Collagen cross-linking (CXL) is based on the absorption of UV-A radiation by the cornea after riboflavin, a photosensitizer, is infused in the stroma. The combination of the irradiation and the stiffening effect into the cornea leads to corneal stabilization for several years after application. However, visual performance in patients treated with CXL shows little or no improvement. That’s when the application of laser ablation was introduced, with simultaneous treatment of PRK followed by CXL.
Therefore, CXL Plus combines epithelium-off CXL with topography-guided photorefractive keratectomy (PRK) in the same session or sequentially.

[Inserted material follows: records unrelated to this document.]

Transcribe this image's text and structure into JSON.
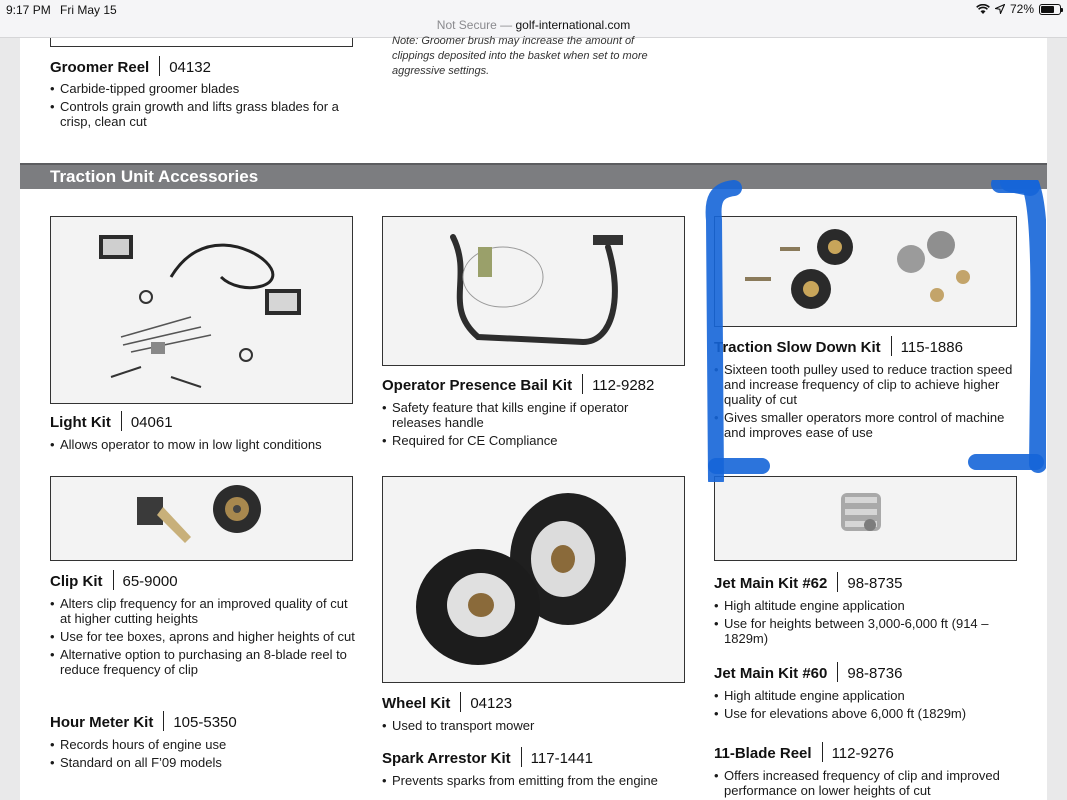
{
  "status": {
    "time": "9:17 PM",
    "date": "Fri May 15",
    "battery": "72%"
  },
  "address": {
    "security": "Not Secure",
    "separator": " — ",
    "domain": "golf-international.com"
  },
  "top": {
    "groomer": {
      "name": "Groomer Reel",
      "code": "04132",
      "bullets": [
        "Carbide-tipped groomer blades",
        "Controls grain growth and lifts grass blades for a crisp, clean cut"
      ]
    },
    "note": "Note: Groomer brush may increase the amount of clippings deposited into the basket when set to more aggressive settings."
  },
  "section_title": "Traction Unit Accessories",
  "products": {
    "light_kit": {
      "name": "Light Kit",
      "code": "04061",
      "bullets": [
        "Allows operator to mow in low light conditions"
      ]
    },
    "bail_kit": {
      "name": "Operator Presence Bail Kit",
      "code": "112-9282",
      "bullets": [
        "Safety feature that kills engine if operator releases handle",
        "Required for CE Compliance"
      ]
    },
    "slowdown_kit": {
      "name": "Traction Slow Down Kit",
      "code": "115-1886",
      "bullets": [
        "Sixteen tooth pulley used to reduce traction speed and increase frequency of clip to achieve higher quality of cut",
        "Gives smaller operators more control of machine and improves ease of use"
      ]
    },
    "clip_kit": {
      "name": "Clip Kit",
      "code": "65-9000",
      "bullets": [
        "Alters clip frequency for an improved quality of cut at higher cutting heights",
        "Use for tee boxes, aprons and higher heights of cut",
        "Alternative option to purchasing an 8-blade reel to reduce frequency of clip"
      ]
    },
    "hour_meter": {
      "name": "Hour Meter Kit",
      "code": "105-5350",
      "bullets": [
        "Records hours of engine use",
        "Standard on all F’09 models"
      ]
    },
    "wheel_kit": {
      "name": "Wheel Kit",
      "code": "04123",
      "bullets": [
        "Used to transport mower"
      ]
    },
    "spark_arrestor": {
      "name": "Spark Arrestor Kit",
      "code": "117-1441",
      "bullets": [
        "Prevents sparks from emitting from the engine"
      ]
    },
    "jet62": {
      "name": "Jet Main Kit #62",
      "code": "98-8735",
      "bullets": [
        "High altitude engine application",
        "Use for heights between 3,000-6,000 ft (914 – 1829m)"
      ]
    },
    "jet60": {
      "name": "Jet Main Kit #60",
      "code": "98-8736",
      "bullets": [
        "High altitude engine application",
        "Use for elevations above 6,000 ft (1829m)"
      ]
    },
    "blade_reel": {
      "name": "11-Blade Reel",
      "code": "112-9276",
      "bullets": [
        "Offers increased frequency of clip and improved performance on lower heights of cut"
      ]
    }
  },
  "colors": {
    "band": "#7c7d80",
    "highlight": "#1565d8"
  }
}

The goal of simultaneous topography-guided PRK and CXL is to offer keratoconus patients corneal stability as well as functional vision. Reaching functional vision involves improving Unaided Visual Acuity and corneal irregularity so that patients are less dependent on contact lenses and/or to achieve better quality of vision. Topography-guided PRK is a predictable and effective technique to achieve remodelling of the corneal surface and rehabilitation of refractive impairment. CXL can stabilize the corrected cornea and inhibiting keratoconic progression.

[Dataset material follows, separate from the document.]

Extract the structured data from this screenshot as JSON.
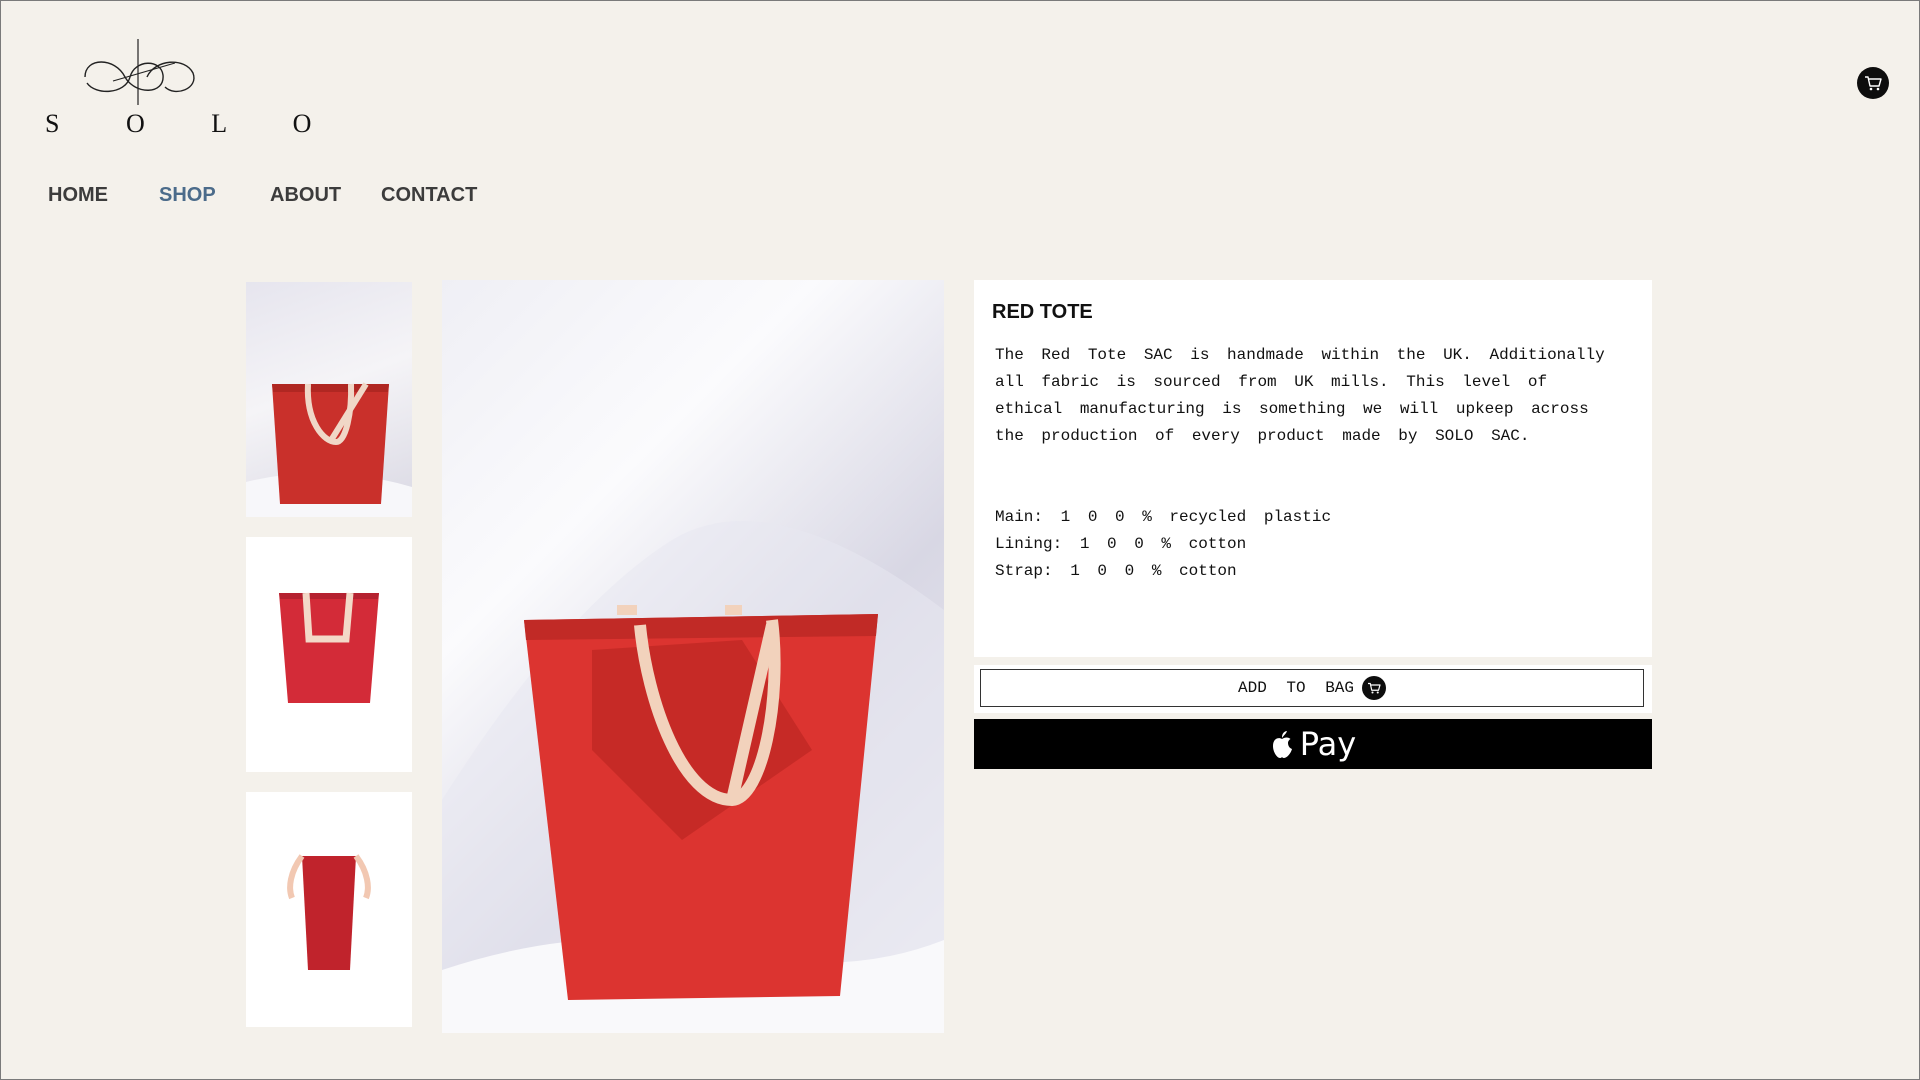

PRK has been used as a treatment for the visual rehabilitation of keratoconic patients for several years. In cases of early or forme fruste keratoconus, surface ablation techniques have exceptional results, with several studies supporting the use of laser ablation to correct astigmatism in patients with early keratoconus. The ablation reshapes the corneal surface, and CXL then halts progression of the disorder. In turn crosslinking of the ablated stroma offers the advantage of depopulating keratocytes and reducing the possibility of haze formation.

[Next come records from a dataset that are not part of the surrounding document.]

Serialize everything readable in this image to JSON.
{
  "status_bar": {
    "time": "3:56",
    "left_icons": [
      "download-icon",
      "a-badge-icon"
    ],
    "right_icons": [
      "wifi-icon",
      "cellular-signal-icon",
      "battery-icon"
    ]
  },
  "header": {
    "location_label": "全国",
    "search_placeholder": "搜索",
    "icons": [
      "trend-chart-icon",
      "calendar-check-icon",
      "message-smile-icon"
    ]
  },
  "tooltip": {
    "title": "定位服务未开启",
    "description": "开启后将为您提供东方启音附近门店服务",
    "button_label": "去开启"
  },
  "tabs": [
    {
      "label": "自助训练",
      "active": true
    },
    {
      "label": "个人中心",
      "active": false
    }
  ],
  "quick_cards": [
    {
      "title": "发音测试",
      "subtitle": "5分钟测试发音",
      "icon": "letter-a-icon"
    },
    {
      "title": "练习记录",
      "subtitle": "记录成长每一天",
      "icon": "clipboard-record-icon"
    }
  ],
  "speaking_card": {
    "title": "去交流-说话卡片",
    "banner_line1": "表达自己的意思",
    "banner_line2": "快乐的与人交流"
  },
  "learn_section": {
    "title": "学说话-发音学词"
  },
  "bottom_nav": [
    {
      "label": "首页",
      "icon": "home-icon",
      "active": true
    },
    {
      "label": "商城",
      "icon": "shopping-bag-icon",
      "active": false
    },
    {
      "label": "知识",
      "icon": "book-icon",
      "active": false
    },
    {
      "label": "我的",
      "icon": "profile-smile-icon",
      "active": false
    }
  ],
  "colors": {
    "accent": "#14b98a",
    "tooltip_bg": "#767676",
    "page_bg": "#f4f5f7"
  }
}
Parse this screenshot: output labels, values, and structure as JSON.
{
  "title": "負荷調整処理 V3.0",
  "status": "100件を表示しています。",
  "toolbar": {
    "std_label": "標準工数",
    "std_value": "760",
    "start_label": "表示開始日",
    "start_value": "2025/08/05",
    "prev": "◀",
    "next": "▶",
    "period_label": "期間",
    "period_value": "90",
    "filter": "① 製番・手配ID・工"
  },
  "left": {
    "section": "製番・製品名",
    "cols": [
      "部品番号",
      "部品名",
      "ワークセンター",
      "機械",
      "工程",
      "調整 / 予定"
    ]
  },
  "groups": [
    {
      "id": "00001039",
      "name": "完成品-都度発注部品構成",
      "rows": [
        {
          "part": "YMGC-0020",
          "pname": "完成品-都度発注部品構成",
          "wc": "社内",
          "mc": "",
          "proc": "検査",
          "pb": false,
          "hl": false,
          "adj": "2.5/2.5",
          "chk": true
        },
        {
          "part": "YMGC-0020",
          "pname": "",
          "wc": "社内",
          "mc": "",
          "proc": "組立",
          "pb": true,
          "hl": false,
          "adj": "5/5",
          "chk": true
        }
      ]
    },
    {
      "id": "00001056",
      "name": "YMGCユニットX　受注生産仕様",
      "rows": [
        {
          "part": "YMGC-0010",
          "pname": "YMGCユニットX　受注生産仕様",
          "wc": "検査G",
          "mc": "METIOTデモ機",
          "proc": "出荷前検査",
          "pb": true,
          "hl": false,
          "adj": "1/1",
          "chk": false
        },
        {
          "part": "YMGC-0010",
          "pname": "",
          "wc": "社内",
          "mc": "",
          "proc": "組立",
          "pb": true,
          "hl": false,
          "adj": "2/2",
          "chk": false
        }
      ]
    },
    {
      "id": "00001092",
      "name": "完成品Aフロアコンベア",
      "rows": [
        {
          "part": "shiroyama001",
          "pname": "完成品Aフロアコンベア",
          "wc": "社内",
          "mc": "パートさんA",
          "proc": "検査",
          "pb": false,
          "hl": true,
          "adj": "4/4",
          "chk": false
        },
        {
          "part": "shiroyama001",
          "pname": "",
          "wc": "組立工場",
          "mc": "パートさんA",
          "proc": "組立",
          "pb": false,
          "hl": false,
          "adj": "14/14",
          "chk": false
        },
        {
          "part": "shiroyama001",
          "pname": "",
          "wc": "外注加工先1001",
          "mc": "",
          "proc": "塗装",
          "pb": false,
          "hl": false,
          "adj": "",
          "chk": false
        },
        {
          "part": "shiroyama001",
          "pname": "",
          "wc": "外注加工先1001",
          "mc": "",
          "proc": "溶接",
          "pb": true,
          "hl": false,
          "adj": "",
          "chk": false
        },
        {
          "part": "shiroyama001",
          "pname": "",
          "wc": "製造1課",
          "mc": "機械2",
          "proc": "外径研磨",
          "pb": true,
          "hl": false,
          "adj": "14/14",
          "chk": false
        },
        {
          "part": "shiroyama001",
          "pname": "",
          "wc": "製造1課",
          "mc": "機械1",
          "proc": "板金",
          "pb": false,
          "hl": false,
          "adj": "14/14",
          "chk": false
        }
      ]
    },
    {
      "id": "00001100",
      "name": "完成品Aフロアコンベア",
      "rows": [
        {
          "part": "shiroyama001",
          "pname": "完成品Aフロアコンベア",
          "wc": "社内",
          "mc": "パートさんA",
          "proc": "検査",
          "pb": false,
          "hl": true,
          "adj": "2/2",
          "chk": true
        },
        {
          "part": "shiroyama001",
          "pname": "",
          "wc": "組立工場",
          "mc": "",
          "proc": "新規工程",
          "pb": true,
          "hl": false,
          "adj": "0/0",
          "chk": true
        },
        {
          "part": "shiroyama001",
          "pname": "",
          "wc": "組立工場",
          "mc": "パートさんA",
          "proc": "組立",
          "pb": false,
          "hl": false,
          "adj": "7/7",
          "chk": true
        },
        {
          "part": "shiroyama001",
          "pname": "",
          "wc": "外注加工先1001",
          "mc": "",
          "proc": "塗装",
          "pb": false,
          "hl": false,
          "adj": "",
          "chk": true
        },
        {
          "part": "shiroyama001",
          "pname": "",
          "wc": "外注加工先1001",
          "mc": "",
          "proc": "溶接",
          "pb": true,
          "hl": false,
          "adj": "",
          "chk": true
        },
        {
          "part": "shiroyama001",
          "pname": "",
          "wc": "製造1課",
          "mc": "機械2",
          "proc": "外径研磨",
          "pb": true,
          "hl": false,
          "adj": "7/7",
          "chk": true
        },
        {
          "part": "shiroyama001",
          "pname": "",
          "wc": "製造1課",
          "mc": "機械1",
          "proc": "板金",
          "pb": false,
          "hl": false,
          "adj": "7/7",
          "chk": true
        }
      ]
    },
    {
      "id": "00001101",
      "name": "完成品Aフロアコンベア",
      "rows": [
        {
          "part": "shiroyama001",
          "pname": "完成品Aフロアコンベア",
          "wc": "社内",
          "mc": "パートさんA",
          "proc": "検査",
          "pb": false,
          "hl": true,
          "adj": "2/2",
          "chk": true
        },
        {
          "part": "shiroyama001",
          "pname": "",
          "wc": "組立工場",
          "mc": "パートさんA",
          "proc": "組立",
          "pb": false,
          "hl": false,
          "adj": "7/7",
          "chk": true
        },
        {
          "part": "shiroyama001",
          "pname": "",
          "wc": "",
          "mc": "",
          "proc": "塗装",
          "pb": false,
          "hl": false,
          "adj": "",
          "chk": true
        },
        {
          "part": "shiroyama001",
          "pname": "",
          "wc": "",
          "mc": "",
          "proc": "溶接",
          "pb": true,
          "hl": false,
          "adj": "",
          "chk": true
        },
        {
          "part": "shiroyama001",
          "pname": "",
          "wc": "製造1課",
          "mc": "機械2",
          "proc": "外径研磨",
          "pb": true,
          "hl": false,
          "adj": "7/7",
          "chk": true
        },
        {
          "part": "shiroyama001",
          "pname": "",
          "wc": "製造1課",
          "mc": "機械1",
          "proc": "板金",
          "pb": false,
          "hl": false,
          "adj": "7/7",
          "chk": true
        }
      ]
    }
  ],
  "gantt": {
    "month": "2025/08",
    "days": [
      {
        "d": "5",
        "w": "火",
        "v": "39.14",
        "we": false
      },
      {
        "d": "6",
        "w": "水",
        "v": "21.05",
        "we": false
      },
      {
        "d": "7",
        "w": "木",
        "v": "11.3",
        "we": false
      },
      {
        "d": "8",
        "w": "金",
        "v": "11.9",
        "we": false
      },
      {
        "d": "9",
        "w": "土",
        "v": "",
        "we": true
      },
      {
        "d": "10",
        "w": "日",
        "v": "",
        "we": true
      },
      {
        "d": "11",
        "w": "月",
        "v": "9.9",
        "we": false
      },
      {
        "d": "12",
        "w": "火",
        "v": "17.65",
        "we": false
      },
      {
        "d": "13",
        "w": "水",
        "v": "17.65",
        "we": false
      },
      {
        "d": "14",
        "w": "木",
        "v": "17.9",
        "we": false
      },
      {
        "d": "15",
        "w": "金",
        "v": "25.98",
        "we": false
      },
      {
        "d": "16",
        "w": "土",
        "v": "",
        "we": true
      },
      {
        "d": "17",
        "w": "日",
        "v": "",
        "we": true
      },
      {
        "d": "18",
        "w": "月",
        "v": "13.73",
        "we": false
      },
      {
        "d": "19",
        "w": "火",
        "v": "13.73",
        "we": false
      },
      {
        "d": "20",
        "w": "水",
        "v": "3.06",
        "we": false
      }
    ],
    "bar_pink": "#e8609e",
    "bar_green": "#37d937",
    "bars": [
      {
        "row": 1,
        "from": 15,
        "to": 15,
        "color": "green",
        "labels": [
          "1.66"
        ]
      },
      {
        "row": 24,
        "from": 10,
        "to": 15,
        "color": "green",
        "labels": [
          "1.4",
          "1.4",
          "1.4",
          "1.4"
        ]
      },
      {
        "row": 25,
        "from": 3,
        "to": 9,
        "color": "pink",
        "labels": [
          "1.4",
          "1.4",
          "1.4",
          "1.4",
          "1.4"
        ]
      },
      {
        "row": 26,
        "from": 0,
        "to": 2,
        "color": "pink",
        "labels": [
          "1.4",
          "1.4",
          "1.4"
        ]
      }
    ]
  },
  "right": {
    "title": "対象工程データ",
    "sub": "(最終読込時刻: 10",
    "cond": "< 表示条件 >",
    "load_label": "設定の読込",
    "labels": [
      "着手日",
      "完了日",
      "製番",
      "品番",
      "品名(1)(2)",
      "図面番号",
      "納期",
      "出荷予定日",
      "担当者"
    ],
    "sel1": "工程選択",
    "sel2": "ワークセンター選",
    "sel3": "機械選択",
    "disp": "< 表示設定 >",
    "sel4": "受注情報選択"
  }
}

Simultaneous PRK followed by CXL is a premium customised treatment capable of offering patients functional vision and halting progression of the disorder. Performing this technique with careful observation of safety aspects may offer patients with keratoconus the opportunity to gain functional vision, avoid complications of long-lasting contact lens use, and reduce the need for later keratoplasty (Corneal graft).